WINE! It’s managed to play a part in the late careers of many a moviemaker — notably, Orson Welles as he shilled for Paul Masson in the days when he could barely get arrested for impersonating Falstaff.

But only Francis Ford Coppola has made the noble-rot nectar the fuel for what’s shaping up to be not simply a satisfying comeback, but a comeuppance for a Hollywood establishment that may have prematurely put the patriarch out to pasture.

Neither a gout-ridden Godfather in his garden nor a crazed Kurtz hunkered down in his compound, Coppola the larger-than-life artist is back from a self-imposed, decade-long exile. Flush with wealth from his acclaimed California vineyards and restaurants, he’s busily promoting his all-new, self-financed feature “Youth Without Youth” A favorite on the festival circuit, the Sony Pictures Classics release takes its red-carpet bow in Manhattan on
Friday night, but not before marking its world premiere screening at Red Bank’s own Clearview Cinemas on White Street tonight.

CastTim Roth and Alexandra Maria Lara play lovers bolted together by run-ins with lightning.

While no one has promised that the director or stars will be present at the 7p show — a fundraiser for the borough-based Monmouth County Arts Council — the premiere is the latest in a long line of special events
arranged by an industry player with a local connection.

Sony Classics president and Middletown resident Tom Bernard — whose wife, film editor Nena Danevic, is an honorary board member of the MCAC — has offered numerous films from the company’s release slate as sneak-preview fundraising vehicles for the council, and all in advance of their wider release schedules (Coppola’s film is due to open nationwide in January).

It’s a practice that started with “The Triplets of Belleville” a few years back, and has since seen such art-house hits as “Junebug,” “Laurel Canyon” and last year’s “Volver” make whistle-stops in Red Bank.

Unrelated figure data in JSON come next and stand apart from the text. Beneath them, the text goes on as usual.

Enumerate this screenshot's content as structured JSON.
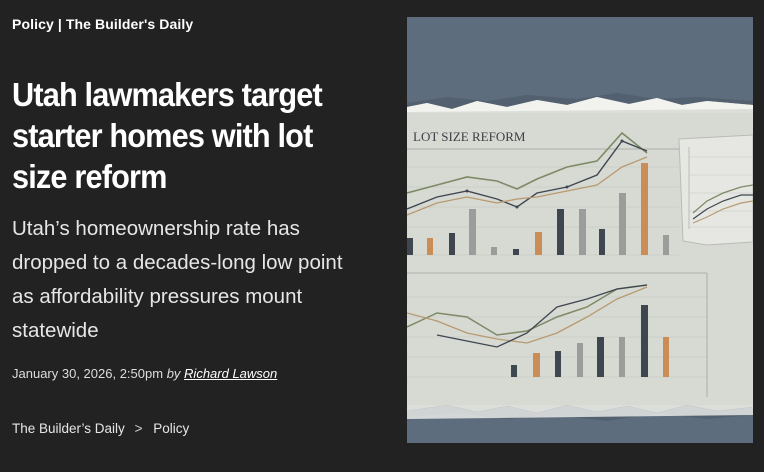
{
  "kicker": {
    "section": "Policy",
    "separator": "|",
    "publication": "The Builder's Daily"
  },
  "headline": "Utah lawmakers target starter homes with lot size reform",
  "dek": "Utah’s homeownership rate has dropped to a decades-long low point as affordability pressures mount statewide",
  "meta": {
    "date": "January 30, 2026, 2:50pm",
    "by": "by",
    "author": "Richard Lawson"
  },
  "breadcrumb": {
    "home": "The Builder’s Daily",
    "separator": ">",
    "section": "Policy"
  },
  "image": {
    "paper_title": "LOT SIZE REFORM",
    "colors": {
      "background": "#222222",
      "photo_backdrop": "#5d6d7d",
      "paper": "#d9dbd5",
      "bar_dark": "#3e4650",
      "bar_orange": "#c98d55",
      "line_green": "#7d8a66"
    }
  }
}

“Tom’s been great and very generous to us over the years,” busy MCAC executive director Mary Eileen Fouratt explains in the midst of an afternoon of board meetings, year-end summaries and preparations for January’s Juried Art Show at the Monmouth Museum. “He always gives us a heads-up when something becomes available, and thanks to Craig over at Clearview, we’re able to get these events together.”

The coming year is looking to be one of forward motion for the Arts Council, which in addition to its annual art shows — including the county Teen Arts Festival in March — is revamping its regularly published glossy magazine, and, according to executive director Fouratt, “expanding the teen arts connection online.”

A fantasy set in Romania on the eve of the second world war and featuring a largely no-star cast, “Youth Without Youth” presents the solid British character actor Tim Roth as an elderly professor of languages who, having been struck by lightning, becomes physically younger, smarter and, as the plot progresses, possessed of near-magical powers.

Throw in some gorgeous-looking cinematography and the ever-dependable Nazi menace, and you’ve got an intimate, quirky film which, while it’s been dividing and even confounding the reviewers, stands as something of an atonement for “Jack,” the dismal 1996 comedy in which Coppola directed Robin Williams as a 10-year old in an adult’s body.

Tonight’s screening is preceded by a reception to be held at Echo on Monmouth Street from 5:30 to 6:45p. Tickets for the film are $10 each and can be purchased at the Clearview door, or in advance from the Monmouth County Arts Council office at 107 Monmouth Street. Tickets for film and reception are $45 per person ($40 for MCAC members), available at the council headquarters before 4p.

Sony Classics returns to Clearview next Thursday with another MCAC fundraiser screening: “Persepolis,” the animated adaptation of Marjane Satrapi’s autobio-graphic novels about growing up in (and growing out of) the Iranian revolution.